Although it sounds cliché, George said one of Gas Mart’s greatest competitive advantages lies in its people, both those at the executive level and those in the stores. Strong leadership, he said, promotes strength throughout the organization.
In the past four years, that strength has led to new business ventures, such as Gas Mart’s fuel hauling business. The company currently has three trucks in which it hauls its own fuel, two in the Omaha, Neb. area and one in Kansas City.

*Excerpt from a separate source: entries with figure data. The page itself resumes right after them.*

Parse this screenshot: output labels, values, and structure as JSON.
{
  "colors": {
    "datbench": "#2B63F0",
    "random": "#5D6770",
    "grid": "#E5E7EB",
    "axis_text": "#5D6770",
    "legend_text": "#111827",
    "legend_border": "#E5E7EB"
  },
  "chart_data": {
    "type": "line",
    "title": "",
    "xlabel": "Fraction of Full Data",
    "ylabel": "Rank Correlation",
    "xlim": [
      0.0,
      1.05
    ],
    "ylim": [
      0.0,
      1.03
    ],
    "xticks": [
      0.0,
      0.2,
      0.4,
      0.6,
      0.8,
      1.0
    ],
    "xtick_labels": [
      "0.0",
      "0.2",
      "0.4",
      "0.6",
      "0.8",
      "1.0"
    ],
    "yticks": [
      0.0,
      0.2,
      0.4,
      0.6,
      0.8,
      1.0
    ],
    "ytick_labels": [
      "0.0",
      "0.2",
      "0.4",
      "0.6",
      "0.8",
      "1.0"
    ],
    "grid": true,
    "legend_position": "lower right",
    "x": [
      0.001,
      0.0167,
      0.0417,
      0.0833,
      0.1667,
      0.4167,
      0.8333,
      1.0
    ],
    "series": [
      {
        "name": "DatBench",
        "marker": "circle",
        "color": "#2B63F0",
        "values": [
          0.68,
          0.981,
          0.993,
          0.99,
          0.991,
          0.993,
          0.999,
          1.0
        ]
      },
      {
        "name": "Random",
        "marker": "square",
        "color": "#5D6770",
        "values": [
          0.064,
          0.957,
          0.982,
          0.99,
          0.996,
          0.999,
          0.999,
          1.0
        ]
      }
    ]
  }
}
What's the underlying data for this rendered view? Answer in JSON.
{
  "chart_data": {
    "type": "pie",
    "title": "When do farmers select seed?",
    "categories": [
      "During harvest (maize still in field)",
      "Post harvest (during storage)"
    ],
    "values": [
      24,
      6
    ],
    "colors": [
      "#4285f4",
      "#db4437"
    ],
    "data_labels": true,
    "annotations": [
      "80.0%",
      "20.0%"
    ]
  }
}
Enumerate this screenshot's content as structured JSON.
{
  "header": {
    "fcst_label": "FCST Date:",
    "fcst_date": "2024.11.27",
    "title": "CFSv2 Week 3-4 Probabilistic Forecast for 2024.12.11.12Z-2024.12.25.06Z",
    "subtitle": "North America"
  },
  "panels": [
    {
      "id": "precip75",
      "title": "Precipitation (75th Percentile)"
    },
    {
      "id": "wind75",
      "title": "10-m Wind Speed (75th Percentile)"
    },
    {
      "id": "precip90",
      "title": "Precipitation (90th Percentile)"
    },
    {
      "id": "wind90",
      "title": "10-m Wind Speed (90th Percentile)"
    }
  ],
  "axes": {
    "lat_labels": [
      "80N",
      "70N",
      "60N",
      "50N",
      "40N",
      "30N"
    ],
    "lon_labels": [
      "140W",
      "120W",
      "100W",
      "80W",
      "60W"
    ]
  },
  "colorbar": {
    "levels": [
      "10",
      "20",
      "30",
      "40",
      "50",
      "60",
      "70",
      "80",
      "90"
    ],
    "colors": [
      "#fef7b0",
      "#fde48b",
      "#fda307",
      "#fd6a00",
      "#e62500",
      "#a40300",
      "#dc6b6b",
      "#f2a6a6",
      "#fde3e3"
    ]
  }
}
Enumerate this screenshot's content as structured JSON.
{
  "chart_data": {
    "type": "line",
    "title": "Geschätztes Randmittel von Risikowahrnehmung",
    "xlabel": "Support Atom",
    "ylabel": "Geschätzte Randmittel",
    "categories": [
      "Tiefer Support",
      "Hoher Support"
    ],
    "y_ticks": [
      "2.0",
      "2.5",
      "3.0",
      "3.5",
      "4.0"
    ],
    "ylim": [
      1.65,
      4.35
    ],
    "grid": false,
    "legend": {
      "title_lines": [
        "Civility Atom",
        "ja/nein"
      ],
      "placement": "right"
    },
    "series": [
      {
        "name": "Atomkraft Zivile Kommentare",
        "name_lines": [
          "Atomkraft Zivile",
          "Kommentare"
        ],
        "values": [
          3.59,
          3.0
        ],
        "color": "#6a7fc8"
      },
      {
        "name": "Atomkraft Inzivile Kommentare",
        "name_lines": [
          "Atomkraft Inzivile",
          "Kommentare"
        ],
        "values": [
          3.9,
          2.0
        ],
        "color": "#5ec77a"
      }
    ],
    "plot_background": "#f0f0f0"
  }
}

Just as with its plans to expand its location footprint, Gas Mart plans to expand its trucking business once the economy picks up. George said the business is advantageous in many respects. “It helps from a cost perspective, and it helps in being able to control inventory levels,” he said. “Overall, it saves us money.”
It also helps Gas Mart take better control of servicing its customers, something George, his partner, and his employees take pride in. “You treat the customer right and they’ll keep coming back,” he said. “It’s an overall corporate strategy.”